Ronit Elkabetz est pourtant quelque peu reléguée au second plan de cette intrigue, malgré les apparence car c’est principalement son personnage qui donne de la voix. Les scènes de disputes avec son fils son même particulièrement saisissantes.
Mais comme le révèle l’affiche du film, le premier rôle revient à Dana Ivgy, laquelle incarnait déjà la fille de Ronit Elkabetz dans Mon Trésor. La jeune actrice a un rôle quasi mutique, tout en réserve, mais elle excelle quand même pour nous faire ressentir la force de ses émotions contenues. Son personnage est à la fois réservé mais est aussi le catalyseur de cette histoire.
La mise en scène épouse le propos : une caméra discrète mais toujours en position explicitement voyeuriste. La caméra s’impose discrètement dans l’intimité des personnages et traque ce qui se passe dans les coins cachés avec cette utilisation récurrente mais subtile du zoom avant.
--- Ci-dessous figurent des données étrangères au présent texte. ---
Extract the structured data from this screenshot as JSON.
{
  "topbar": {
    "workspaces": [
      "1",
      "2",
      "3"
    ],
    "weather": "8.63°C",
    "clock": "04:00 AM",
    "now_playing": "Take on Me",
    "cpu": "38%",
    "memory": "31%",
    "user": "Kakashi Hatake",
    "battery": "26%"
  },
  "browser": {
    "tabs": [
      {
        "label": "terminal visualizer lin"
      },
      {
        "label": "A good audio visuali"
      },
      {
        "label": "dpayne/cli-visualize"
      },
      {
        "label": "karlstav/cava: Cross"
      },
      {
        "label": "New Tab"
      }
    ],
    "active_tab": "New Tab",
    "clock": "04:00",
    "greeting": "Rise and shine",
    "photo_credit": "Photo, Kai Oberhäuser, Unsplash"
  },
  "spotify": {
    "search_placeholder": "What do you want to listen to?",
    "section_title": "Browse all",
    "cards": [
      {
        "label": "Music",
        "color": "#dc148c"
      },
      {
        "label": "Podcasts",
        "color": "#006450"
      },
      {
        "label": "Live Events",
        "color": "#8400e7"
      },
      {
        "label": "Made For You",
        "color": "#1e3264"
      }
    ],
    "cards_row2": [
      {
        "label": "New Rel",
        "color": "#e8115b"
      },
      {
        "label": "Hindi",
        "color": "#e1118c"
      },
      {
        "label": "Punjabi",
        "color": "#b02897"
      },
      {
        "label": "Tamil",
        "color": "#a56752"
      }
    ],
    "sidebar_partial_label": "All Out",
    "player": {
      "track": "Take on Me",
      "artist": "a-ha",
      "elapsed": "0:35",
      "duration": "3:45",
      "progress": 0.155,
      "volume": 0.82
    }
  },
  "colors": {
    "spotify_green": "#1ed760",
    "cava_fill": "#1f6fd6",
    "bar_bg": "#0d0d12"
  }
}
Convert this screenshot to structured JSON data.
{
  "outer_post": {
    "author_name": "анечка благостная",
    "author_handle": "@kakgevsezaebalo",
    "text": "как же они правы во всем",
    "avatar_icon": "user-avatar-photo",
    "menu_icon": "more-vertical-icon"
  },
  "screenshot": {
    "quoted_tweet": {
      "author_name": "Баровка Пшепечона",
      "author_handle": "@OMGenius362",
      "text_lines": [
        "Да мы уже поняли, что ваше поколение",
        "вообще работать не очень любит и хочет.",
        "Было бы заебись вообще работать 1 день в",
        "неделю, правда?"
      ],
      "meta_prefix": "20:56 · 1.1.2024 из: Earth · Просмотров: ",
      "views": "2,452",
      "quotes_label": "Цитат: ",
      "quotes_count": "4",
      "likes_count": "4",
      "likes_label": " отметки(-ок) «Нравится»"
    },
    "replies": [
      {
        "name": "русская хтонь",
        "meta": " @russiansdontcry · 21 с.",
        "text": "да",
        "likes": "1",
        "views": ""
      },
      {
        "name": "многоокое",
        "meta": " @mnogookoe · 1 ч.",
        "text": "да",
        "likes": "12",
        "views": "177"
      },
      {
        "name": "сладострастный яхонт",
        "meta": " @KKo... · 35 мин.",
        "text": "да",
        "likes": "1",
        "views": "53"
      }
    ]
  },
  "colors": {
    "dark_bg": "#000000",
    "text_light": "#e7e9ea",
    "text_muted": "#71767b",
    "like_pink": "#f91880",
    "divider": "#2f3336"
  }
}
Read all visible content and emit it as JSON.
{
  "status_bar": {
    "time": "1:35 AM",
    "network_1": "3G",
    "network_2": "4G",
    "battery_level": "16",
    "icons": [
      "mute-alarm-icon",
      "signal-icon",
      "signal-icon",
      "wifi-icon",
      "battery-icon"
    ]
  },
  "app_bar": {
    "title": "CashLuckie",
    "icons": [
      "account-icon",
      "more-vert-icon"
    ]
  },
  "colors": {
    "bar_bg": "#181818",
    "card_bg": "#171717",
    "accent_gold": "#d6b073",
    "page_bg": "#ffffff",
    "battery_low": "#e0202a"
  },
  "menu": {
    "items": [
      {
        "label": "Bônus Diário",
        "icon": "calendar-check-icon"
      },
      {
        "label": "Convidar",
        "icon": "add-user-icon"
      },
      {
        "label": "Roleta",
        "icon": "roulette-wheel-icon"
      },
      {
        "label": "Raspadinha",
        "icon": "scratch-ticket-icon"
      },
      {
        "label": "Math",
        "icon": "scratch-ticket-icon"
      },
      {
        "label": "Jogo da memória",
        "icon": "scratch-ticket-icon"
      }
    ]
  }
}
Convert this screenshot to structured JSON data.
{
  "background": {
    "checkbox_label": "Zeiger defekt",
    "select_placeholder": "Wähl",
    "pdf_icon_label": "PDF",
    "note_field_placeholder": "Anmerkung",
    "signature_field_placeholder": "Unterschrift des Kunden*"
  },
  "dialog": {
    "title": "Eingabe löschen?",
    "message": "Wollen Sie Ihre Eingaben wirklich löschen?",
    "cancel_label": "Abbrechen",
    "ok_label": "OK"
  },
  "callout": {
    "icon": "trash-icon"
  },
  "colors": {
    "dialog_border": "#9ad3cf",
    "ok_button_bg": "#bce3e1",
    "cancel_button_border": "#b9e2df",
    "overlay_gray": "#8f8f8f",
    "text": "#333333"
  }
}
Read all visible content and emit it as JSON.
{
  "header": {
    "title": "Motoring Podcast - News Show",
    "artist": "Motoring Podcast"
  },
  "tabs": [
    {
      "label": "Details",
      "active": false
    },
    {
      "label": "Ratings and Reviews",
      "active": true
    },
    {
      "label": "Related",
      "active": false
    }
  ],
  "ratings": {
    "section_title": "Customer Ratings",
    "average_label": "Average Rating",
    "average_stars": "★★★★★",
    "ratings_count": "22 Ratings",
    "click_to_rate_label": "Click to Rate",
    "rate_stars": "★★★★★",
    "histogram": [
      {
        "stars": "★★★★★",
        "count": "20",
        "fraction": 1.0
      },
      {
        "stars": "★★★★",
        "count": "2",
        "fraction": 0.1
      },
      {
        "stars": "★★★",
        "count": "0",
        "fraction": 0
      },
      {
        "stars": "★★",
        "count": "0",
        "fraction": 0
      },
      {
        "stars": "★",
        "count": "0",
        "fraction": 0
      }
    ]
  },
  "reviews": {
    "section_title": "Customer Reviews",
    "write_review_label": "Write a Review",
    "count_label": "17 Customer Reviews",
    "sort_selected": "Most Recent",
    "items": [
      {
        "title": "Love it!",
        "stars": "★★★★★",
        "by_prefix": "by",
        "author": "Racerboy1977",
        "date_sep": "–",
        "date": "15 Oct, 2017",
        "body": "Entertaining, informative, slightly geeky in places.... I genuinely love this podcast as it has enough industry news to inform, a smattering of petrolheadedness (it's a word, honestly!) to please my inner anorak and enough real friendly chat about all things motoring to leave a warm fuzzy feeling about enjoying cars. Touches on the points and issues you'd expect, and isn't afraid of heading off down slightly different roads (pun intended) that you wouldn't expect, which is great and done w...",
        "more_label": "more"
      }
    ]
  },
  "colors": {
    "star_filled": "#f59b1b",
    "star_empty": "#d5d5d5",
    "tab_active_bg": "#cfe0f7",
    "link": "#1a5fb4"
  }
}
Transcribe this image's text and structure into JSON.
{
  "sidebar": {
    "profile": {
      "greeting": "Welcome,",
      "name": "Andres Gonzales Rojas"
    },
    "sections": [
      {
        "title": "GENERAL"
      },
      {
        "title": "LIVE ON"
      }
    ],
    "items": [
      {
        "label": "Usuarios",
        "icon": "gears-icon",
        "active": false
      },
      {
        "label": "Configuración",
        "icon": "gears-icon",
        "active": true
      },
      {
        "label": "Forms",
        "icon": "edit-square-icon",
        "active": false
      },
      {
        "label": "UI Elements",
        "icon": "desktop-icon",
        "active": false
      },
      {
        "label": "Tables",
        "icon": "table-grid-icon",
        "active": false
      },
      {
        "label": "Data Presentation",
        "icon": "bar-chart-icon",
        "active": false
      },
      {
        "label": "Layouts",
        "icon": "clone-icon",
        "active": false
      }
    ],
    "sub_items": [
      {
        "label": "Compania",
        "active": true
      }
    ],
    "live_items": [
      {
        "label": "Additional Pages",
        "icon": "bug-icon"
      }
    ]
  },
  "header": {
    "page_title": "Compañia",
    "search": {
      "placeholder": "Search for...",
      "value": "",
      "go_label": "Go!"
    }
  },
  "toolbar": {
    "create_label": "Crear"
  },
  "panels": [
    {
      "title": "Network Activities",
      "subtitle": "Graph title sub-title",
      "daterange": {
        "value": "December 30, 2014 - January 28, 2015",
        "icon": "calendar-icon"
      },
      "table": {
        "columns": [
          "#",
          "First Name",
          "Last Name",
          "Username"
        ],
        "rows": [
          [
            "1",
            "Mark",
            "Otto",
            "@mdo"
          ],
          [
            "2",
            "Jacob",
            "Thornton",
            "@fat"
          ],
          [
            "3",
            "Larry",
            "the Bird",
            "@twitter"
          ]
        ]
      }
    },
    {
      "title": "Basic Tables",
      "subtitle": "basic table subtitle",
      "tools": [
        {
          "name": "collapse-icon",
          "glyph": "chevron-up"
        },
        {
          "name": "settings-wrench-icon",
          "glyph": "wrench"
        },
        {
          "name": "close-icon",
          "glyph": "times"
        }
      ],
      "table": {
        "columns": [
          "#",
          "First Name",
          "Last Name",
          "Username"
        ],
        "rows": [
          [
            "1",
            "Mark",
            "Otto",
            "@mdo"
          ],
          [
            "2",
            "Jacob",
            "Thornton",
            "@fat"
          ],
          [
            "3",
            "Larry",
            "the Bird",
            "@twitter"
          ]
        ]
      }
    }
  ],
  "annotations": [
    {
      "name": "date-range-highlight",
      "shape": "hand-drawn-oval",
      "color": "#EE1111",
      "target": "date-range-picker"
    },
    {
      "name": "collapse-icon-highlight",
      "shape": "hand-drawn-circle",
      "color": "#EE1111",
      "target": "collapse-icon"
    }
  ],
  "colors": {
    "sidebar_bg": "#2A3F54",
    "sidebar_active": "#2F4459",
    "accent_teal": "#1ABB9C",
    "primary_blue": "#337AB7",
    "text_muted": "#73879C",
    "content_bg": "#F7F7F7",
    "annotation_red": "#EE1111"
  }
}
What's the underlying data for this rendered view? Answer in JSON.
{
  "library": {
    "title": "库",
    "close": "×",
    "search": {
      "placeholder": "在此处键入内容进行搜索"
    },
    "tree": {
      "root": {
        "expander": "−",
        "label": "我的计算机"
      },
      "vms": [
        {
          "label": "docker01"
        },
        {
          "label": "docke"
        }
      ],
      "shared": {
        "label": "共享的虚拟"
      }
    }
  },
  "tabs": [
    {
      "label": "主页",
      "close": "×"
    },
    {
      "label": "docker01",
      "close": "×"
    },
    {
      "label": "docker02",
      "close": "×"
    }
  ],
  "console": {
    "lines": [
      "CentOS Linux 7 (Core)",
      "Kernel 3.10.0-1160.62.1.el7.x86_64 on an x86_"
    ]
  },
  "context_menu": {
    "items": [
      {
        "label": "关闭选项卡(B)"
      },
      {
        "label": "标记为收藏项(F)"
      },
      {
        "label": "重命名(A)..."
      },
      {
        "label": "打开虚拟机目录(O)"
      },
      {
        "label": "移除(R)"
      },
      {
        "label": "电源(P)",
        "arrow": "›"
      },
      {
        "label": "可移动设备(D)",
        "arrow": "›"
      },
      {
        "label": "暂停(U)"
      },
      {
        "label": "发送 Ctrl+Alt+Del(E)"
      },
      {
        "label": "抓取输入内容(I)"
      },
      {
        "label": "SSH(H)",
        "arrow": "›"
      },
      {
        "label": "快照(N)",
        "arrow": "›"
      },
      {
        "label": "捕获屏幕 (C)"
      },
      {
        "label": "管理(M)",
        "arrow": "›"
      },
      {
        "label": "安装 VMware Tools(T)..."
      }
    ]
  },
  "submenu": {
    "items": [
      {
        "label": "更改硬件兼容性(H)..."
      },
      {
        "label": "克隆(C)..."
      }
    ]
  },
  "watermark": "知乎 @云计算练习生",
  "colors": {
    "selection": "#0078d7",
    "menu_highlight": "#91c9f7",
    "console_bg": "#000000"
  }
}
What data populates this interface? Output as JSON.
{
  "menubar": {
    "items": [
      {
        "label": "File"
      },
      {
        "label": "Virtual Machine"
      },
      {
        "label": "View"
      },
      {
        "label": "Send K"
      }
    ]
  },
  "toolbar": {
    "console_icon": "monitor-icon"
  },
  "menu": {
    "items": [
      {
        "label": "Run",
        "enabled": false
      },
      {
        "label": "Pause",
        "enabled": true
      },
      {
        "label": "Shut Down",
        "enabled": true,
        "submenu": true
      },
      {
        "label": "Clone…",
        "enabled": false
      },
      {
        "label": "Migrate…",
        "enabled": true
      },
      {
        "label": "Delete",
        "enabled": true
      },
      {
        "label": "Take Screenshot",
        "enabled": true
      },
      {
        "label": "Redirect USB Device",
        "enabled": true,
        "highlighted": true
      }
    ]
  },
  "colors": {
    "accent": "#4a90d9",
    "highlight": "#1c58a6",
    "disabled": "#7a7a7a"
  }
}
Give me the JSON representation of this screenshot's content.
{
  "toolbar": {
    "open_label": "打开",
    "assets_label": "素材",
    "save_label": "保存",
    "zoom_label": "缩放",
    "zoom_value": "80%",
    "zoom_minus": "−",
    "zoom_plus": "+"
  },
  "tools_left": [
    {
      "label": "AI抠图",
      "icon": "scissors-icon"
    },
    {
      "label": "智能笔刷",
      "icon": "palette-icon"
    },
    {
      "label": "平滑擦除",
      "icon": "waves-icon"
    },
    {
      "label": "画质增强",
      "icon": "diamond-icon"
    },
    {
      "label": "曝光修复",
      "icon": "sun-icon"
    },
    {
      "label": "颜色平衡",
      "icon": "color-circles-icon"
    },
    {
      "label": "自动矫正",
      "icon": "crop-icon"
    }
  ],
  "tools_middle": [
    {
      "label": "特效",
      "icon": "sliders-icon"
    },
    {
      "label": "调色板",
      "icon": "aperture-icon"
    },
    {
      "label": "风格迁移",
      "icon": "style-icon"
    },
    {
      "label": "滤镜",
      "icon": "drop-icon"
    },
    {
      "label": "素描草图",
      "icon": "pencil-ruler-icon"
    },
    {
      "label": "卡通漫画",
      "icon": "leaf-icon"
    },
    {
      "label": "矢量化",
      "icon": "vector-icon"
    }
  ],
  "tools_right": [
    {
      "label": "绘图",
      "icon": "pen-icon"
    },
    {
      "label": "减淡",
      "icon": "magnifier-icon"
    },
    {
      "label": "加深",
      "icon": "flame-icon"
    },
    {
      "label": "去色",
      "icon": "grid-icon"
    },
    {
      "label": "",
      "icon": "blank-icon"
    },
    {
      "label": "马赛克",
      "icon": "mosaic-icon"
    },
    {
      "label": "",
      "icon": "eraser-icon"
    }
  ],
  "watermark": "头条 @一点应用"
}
Tout le film est aussi symboliquement contenu dans le premier et le dernier plan, une photo dans les deux cas, ou plutôt une image figée. En ouverture, Keren Yedaya nous montre Jaffa depuis la mer et pour la conclusion, le contre-champ avec une vue sur cette même mer jusqu’à l’horizon. Cela induit la trajectoire des personnages. Ils font d’abord partie de Jaffa, leurs vies, leurs histoires sont là, dans cette ville cosmopolite un peu particulière par rapport Jérusalem ou Tel-Aviv ; une ville pleine de contradictions et qu’il faudra fuire sous la pression des évènements. L’avenir est ailleurs, autre part que Jaffa, sans ceux que l’héroïne a aimé. En tous cas, la voila libre de choisir la vie qu’elle veut mener. On tourne le dos à Jaffa et on regarde loin devant.